Despite a certain expo hierarchy, we met quite a few people--like the Funley's fellow--who were stoked that we were reporting for a food blog and who spoke very passionately about their products. Such vendors presented us with extra samples and press packets and (I think) recognized our mutual candy connection--that shared candy-related glimmer in our eyes (just before the 5 Hour energy shots finally wore off). After leaving the convention center, we reboarded the bus on Dum Dum Drive and headed home, expo-nentially more sugared up than before.
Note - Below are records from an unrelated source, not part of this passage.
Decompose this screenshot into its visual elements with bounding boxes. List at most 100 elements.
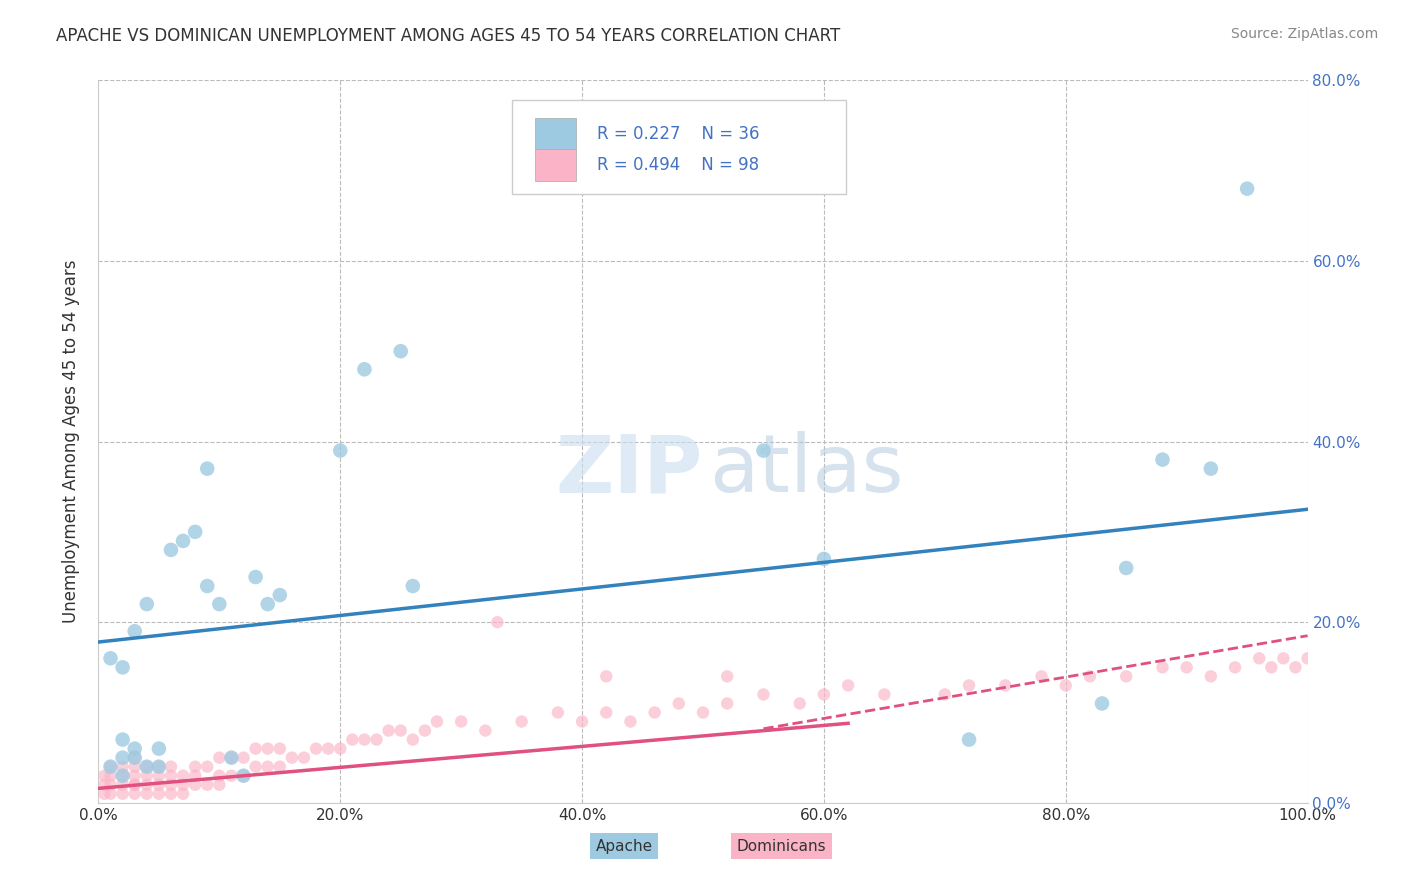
- Point: [208, 750, 231, 764]
- Point: [789, 697, 811, 711]
- Point: [716, 669, 738, 683]
- Point: [148, 741, 170, 756]
- Y-axis label: Unemployment Among Ages 45 to 54 years: Unemployment Among Ages 45 to 54 years: [62, 260, 80, 624]
- Point: [1054, 678, 1077, 692]
- Point: [111, 660, 134, 674]
- Point: [486, 615, 509, 630]
- Point: [873, 687, 896, 701]
- Point: [692, 706, 714, 720]
- Point: [269, 741, 291, 756]
- Point: [208, 597, 231, 611]
- Point: [256, 597, 278, 611]
- Point: [124, 624, 146, 639]
- Point: [148, 778, 170, 792]
- Point: [1236, 182, 1258, 196]
- Point: [668, 697, 690, 711]
- Point: [172, 533, 194, 548]
- Text: Apache: Apache: [596, 838, 652, 854]
- Point: [124, 741, 146, 756]
- Point: [353, 362, 375, 376]
- Text: ZIP: ZIP: [555, 432, 703, 509]
- Point: [957, 732, 980, 747]
- FancyBboxPatch shape: [512, 100, 845, 194]
- Point: [1091, 697, 1114, 711]
- Point: [100, 787, 122, 801]
- Point: [148, 760, 170, 774]
- Point: [100, 760, 122, 774]
- Point: [93, 769, 115, 783]
- Point: [245, 760, 267, 774]
- Point: [184, 760, 207, 774]
- Point: [124, 750, 146, 764]
- Point: [100, 778, 122, 792]
- FancyBboxPatch shape: [534, 118, 576, 150]
- Point: [124, 778, 146, 792]
- Point: [1031, 669, 1053, 683]
- Text: Dominicans: Dominicans: [737, 838, 827, 854]
- Point: [329, 443, 352, 458]
- Point: [1152, 660, 1174, 674]
- Point: [135, 787, 157, 801]
- Point: [232, 769, 254, 783]
- Point: [195, 760, 218, 774]
- Point: [195, 461, 218, 475]
- Point: [160, 778, 183, 792]
- Point: [305, 741, 328, 756]
- Point: [402, 579, 425, 593]
- Point: [135, 597, 157, 611]
- Point: [256, 741, 278, 756]
- Point: [1115, 669, 1137, 683]
- Point: [160, 760, 183, 774]
- Point: [221, 750, 243, 764]
- Text: R = 0.227    N = 36: R = 0.227 N = 36: [596, 125, 759, 143]
- Point: [245, 741, 267, 756]
- Point: [100, 769, 122, 783]
- Point: [510, 714, 533, 729]
- Point: [547, 706, 569, 720]
- Point: [135, 760, 157, 774]
- Point: [124, 769, 146, 783]
- Point: [111, 732, 134, 747]
- Point: [93, 787, 115, 801]
- Point: [402, 732, 425, 747]
- Point: [208, 778, 231, 792]
- Point: [1260, 660, 1282, 674]
- Point: [100, 760, 122, 774]
- Point: [184, 769, 207, 783]
- Point: [450, 714, 472, 729]
- Point: [208, 769, 231, 783]
- Point: [353, 732, 375, 747]
- Point: [716, 697, 738, 711]
- Point: [1272, 651, 1295, 665]
- Text: atlas: atlas: [709, 432, 904, 509]
- Point: [957, 678, 980, 692]
- Point: [111, 778, 134, 792]
- Point: [329, 741, 352, 756]
- Point: [111, 750, 134, 764]
- FancyBboxPatch shape: [534, 149, 576, 181]
- Text: Source: ZipAtlas.com: Source: ZipAtlas.com: [1230, 27, 1378, 41]
- Point: [111, 769, 134, 783]
- Point: [195, 778, 218, 792]
- Point: [148, 760, 170, 774]
- Point: [111, 760, 134, 774]
- Point: [619, 714, 641, 729]
- Point: [389, 344, 412, 359]
- Point: [813, 687, 835, 701]
- Point: [1284, 660, 1306, 674]
- Point: [135, 778, 157, 792]
- Point: [934, 687, 956, 701]
- Point: [413, 723, 436, 738]
- Point: [644, 706, 666, 720]
- Text: R = 0.494    N = 98: R = 0.494 N = 98: [596, 156, 759, 174]
- Point: [148, 769, 170, 783]
- Point: [160, 787, 183, 801]
- Point: [269, 588, 291, 602]
- Point: [124, 760, 146, 774]
- Point: [184, 524, 207, 539]
- Point: [389, 723, 412, 738]
- Point: [1078, 669, 1101, 683]
- Point: [342, 732, 364, 747]
- Point: [93, 778, 115, 792]
- Point: [426, 714, 449, 729]
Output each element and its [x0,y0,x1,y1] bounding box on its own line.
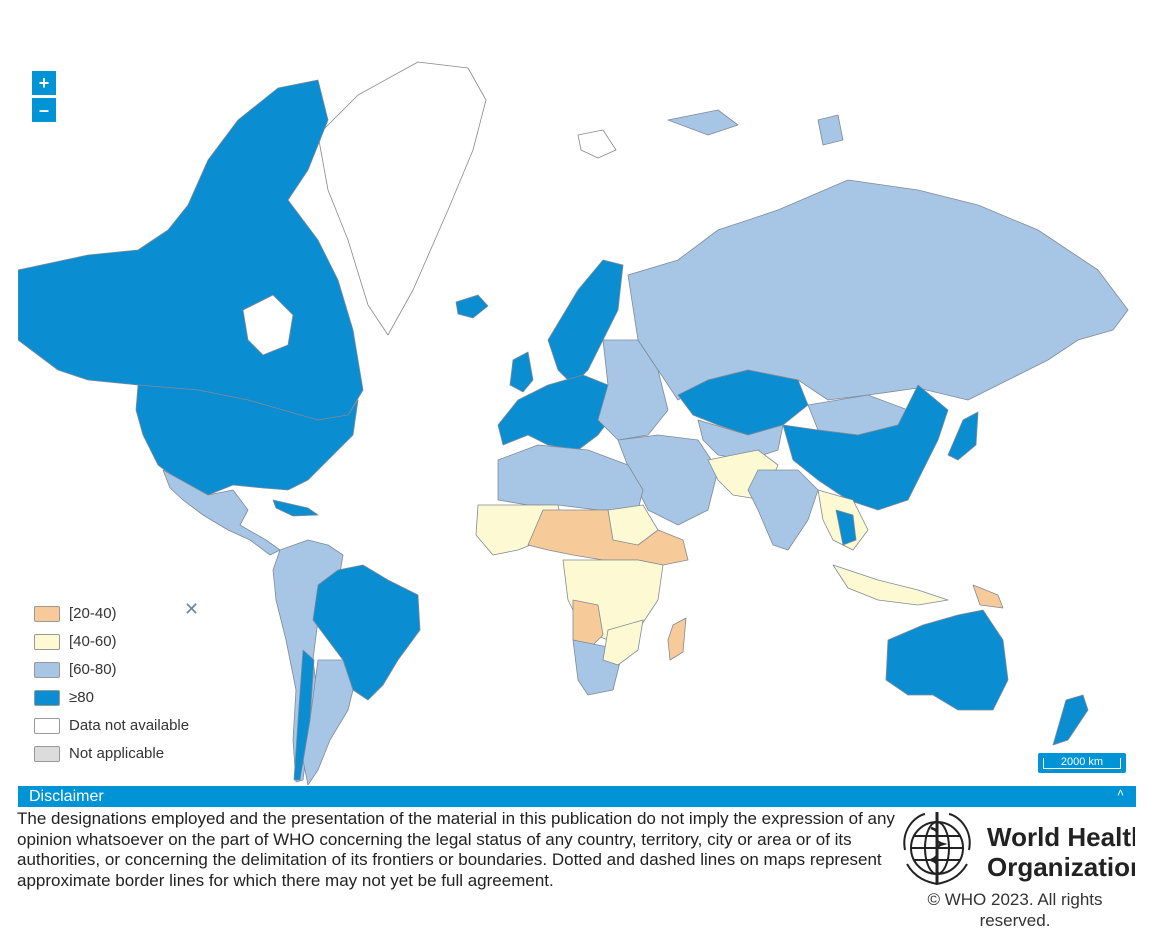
region-mozambique [602,619,644,666]
legend-label: [60-80) [69,661,117,678]
region-australia [885,609,1009,711]
region-chile [293,649,315,781]
map-canvas[interactable] [18,40,1136,785]
disclaimer-title: Disclaimer [29,788,104,805]
close-icon[interactable]: ✕ [184,599,200,620]
region-kazakhstan [677,369,809,436]
region-sudan [607,504,659,546]
collapse-icon[interactable]: ˄ [1116,786,1124,800]
legend-label: ≥80 [69,689,94,706]
scale-bar: 2000 km [1038,753,1126,773]
zoom-out-button[interactable]: – [31,97,57,123]
region-indonesia [832,564,949,606]
who-emblem-icon [903,812,971,886]
region-png [972,584,1004,609]
region-madagascar [667,617,687,661]
copyright: © WHO 2023. All rights reserved. [927,890,1103,930]
who-logo: World Health Organization [895,810,1147,886]
disclaimer-text: The designations employed and the presen… [17,809,895,890]
legend-swatch [34,746,60,762]
legend-swatch [34,662,60,678]
disclaimer-header[interactable]: Disclaimer ˄ [18,786,1136,807]
region-arctic-islands [667,109,739,136]
region-hudson-bay [242,294,294,356]
legend-swatch [34,606,60,622]
world-map[interactable] [18,40,1136,785]
region-scandinavia [547,259,624,386]
region-canada [18,79,364,421]
zoom-in-button[interactable]: + [31,70,57,96]
region-argentina [302,659,354,785]
legend-swatch [34,634,60,650]
region-angola [572,599,604,646]
legend-swatch [34,690,60,706]
legend-label: [20-40) [69,605,117,622]
scale-bar-ruler [1043,758,1121,769]
region-russia [627,179,1129,401]
region-usa [135,384,359,496]
legend-label: Not applicable [69,745,165,762]
region-svalbard [577,129,617,159]
region-caribbean [272,499,319,517]
region-new-siberia [817,114,844,146]
region-uk [509,351,534,393]
legend-swatch [34,718,60,734]
region-india [747,469,819,551]
region-brazil [312,564,421,701]
region-thailand [835,509,857,546]
region-north-africa [497,444,644,511]
region-mexico [162,469,281,556]
region-greenland [317,61,487,336]
who-logo-line1: World Health [987,822,1135,852]
region-iceland [455,294,489,319]
region-new-zealand [1052,694,1089,746]
who-logo-line2: Organization [987,852,1135,882]
legend-label: [40-60) [69,633,117,650]
region-japan [947,411,979,461]
scale-bar-label: 2000 km [1060,756,1104,768]
region-china [782,384,949,511]
legend-label: Data not available [69,717,190,734]
region-western-europe [497,374,614,451]
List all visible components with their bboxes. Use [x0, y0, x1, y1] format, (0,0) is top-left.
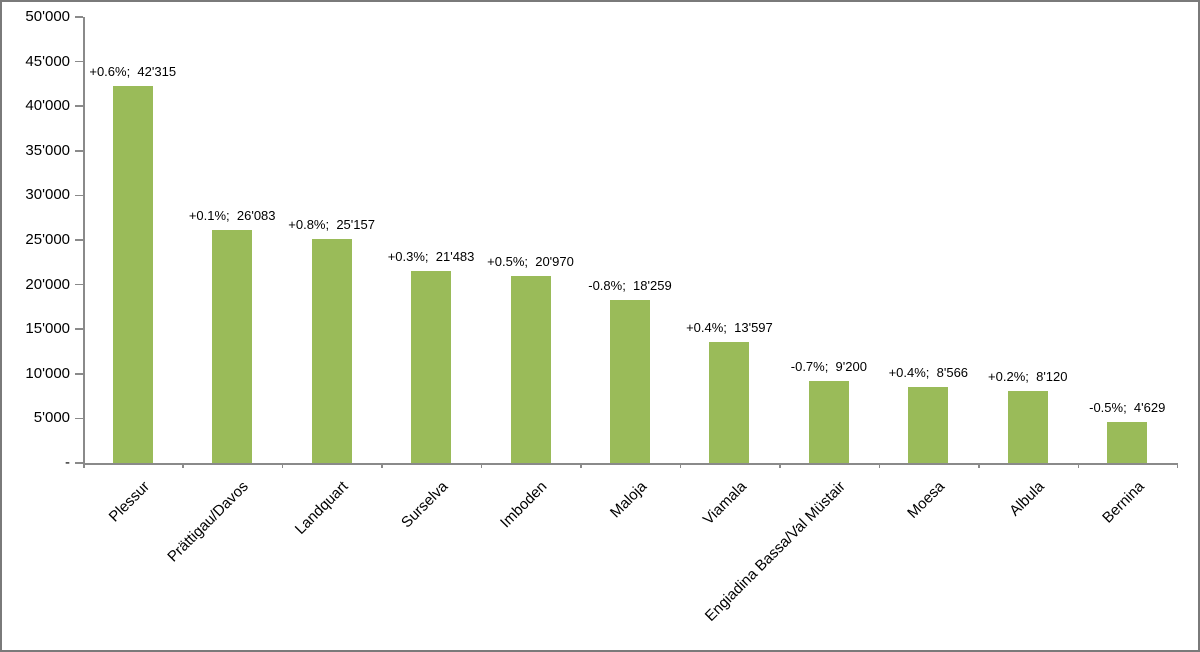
- y-axis-tick: [75, 16, 83, 18]
- x-axis-tick: [83, 463, 85, 468]
- bar-data-label: +0.4%; 8'566: [888, 364, 969, 380]
- bar: [510, 275, 551, 463]
- bar: [311, 238, 352, 463]
- bar: [112, 85, 153, 463]
- x-axis-tick: [679, 463, 682, 468]
- y-axis-tick: [75, 417, 83, 420]
- y-axis-tick-label: 30'000: [25, 186, 70, 204]
- x-axis-tick: [1077, 463, 1079, 468]
- x-axis-tick: [580, 463, 582, 468]
- x-axis-tick: [381, 463, 383, 468]
- bar-data-label: -0.8%; 18'259: [588, 278, 672, 294]
- x-category-label: Maloja: [606, 478, 651, 522]
- x-category-label: Moesa: [904, 478, 949, 522]
- bar-data-label: +0.5%; 20'970: [487, 253, 574, 269]
- y-axis-tick-label: 5'000: [33, 409, 70, 427]
- x-axis-tick: [1176, 463, 1179, 468]
- x-category-label: Viamala: [699, 478, 750, 529]
- x-category-label: Landquart: [291, 478, 352, 538]
- bar: [1007, 390, 1048, 463]
- y-axis-tick: [75, 194, 83, 197]
- x-axis-line: [83, 463, 1177, 465]
- y-axis-tick: [75, 105, 83, 107]
- x-category-label: Prättigau/Davos: [164, 478, 253, 566]
- bar: [411, 271, 452, 463]
- y-axis-tick: [75, 283, 83, 286]
- x-axis-tick: [480, 463, 483, 468]
- bar-data-label: -0.5%; 4'629: [1089, 399, 1166, 415]
- y-axis-tick: [75, 462, 83, 464]
- y-axis-tick: [75, 60, 83, 63]
- bar: [609, 300, 650, 463]
- bar-data-label: +0.1%; 26'083: [188, 208, 276, 224]
- y-axis-tick: [75, 239, 83, 241]
- y-axis-tick: [75, 373, 83, 375]
- x-category-label: Plessur: [105, 478, 153, 526]
- bar: [709, 341, 750, 463]
- bar-data-label: +0.8%; 25'157: [288, 216, 375, 232]
- x-axis-tick: [978, 463, 980, 468]
- bar: [212, 230, 253, 463]
- y-axis-tick: [75, 328, 83, 330]
- x-category-label: Surselva: [397, 478, 452, 532]
- x-axis-tick: [281, 463, 284, 468]
- x-axis-tick: [878, 463, 881, 468]
- bar-data-label: +0.4%; 13'597: [686, 319, 773, 335]
- y-axis-tick-label: 40'000: [25, 97, 70, 115]
- x-axis-tick: [182, 463, 184, 468]
- bar: [1107, 421, 1148, 463]
- y-axis-tick: [75, 150, 83, 152]
- bar: [908, 386, 949, 463]
- x-category-label: Albula: [1006, 478, 1048, 520]
- y-axis-tick-label: 10'000: [25, 364, 70, 382]
- y-axis-tick-label: 20'000: [25, 275, 70, 293]
- y-axis-tick-label: 35'000: [25, 141, 70, 159]
- bar-data-label: +0.6%; 42'315: [89, 63, 177, 79]
- y-axis-tick-label: 25'000: [25, 231, 70, 248]
- y-axis-tick-label: 50'000: [25, 8, 70, 25]
- bar-data-label: -0.7%; 9'200: [790, 358, 867, 374]
- y-axis-tick-label: 45'000: [25, 52, 70, 70]
- bar-data-label: +0.3%; 21'483: [387, 249, 475, 265]
- y-axis-tick-label: 15'000: [25, 320, 70, 338]
- y-axis-line: [83, 17, 85, 468]
- x-category-label: Bernina: [1098, 478, 1148, 527]
- x-category-label: Imboden: [497, 478, 551, 532]
- bar: [808, 380, 849, 463]
- x-axis-tick: [779, 463, 781, 468]
- bar-data-label: +0.2%; 8'120: [988, 368, 1068, 384]
- y-axis-tick-label: -: [65, 454, 70, 471]
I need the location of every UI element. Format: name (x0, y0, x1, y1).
And we learned this, too: After it's all about sweets and snacks, it's all about real eats and naps.

I wish this blog post would never end!
You guys Rock!!! thanks for the great review and the awesome candid shots. you made our week!! ~Shawn & Ashley (The Funley's)
I'm currently a graphic design student and was given a fictional assignment of redesigning a sort of novel product. After doing some research on your blog I decided to narrow the ideas to Le Whif, Surf Sweets and Gud Fud. If you have any other suggestions of neat foods that could easily be packaged such as these I would appreciate response. Great Post with tons of information!... BOOKMARKED!